To begin with, I am (taking a deep breath and with real hesitation) in favor of helping Detroit automakers with a federal loan. Having said that, there are a few things that just make my blood boil, and this is the kind of thing that my very well torpedo the necessary congressional action.
Let us begin in the pages of Crain’s Detroit Business.
Patterson: Feds shouldn’t micromanage auto bailout
By Chad Halcom
The federal government will be essential to helping Southeast Michigan in the automakers’ financial crisis, but should avoid micromanagement in setting bailout conditions on the Detroit 3, Oakland County Executive L. Brooks Patterson said Wednesday.
“Before Congress gets too involved, remember the Congress’s two biggest business achievements are Amtrak and the Post Office. So what the hell do they know about running a business?” he said after the 2008 Oakland County Business Roundtable Breakfast at the Troy Marriott.
A few little points.
- The general notion of Amtrak as everybody’s permanent whipping boy is of another era. It just does not fly any more, so get over it.
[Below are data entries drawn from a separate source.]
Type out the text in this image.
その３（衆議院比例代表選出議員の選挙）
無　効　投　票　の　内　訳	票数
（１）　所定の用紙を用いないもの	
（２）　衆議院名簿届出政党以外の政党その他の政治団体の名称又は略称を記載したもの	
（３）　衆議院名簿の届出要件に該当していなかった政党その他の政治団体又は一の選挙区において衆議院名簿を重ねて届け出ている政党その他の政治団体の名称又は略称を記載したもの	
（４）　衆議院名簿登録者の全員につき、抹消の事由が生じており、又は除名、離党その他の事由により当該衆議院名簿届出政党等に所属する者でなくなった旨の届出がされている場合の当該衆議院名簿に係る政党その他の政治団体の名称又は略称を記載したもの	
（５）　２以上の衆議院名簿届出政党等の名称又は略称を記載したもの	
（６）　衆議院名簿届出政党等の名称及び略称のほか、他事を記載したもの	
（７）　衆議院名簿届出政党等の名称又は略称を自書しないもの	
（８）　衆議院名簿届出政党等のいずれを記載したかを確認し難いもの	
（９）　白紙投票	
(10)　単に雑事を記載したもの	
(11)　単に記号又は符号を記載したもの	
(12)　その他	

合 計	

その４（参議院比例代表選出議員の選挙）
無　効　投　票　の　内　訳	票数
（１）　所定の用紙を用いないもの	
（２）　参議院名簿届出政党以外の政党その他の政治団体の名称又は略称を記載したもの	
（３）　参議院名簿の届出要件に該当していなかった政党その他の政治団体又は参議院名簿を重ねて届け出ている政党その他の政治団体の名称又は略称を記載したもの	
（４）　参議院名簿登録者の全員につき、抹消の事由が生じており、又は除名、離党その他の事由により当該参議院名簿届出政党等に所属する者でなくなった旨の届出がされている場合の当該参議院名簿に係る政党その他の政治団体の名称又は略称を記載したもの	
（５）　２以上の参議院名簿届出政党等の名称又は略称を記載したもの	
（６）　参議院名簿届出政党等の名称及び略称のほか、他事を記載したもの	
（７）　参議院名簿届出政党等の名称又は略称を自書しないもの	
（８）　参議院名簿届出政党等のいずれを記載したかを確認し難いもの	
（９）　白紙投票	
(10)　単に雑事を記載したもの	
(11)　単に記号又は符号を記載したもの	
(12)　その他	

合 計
- You guys in Detroit are asking for more money than has been given to Amtrak IN TOTAL since it’s inception in 1972.
- Amtrak has posted an increase in business. How are you guys at GM looking?
- Amtrak was created as corporate welfare to cover the operating railroads “labor protection” costs. One could mount a fairly good argument that the railroads and general public have benefited from the arrangement.
And furthermore, Mr. Motor City Blowhard
- Amtrak has a board of directors appointed by the president and is subject to incessant congressional meddling, right down to how to operate a dining car. That is part of the deal when you take taxpayer money.
Is it just me, or does Mr. Patterson seem to not understand that things are not going well for American automakers? Does he not realize that the writing has been on the wall since the oil embargo of 1974?
There is a reason many Americans are not pleased with the idea of helping out the Big Three.
Mr. Patterson, most respectfully, seems to be part of the problem, rather than the solution.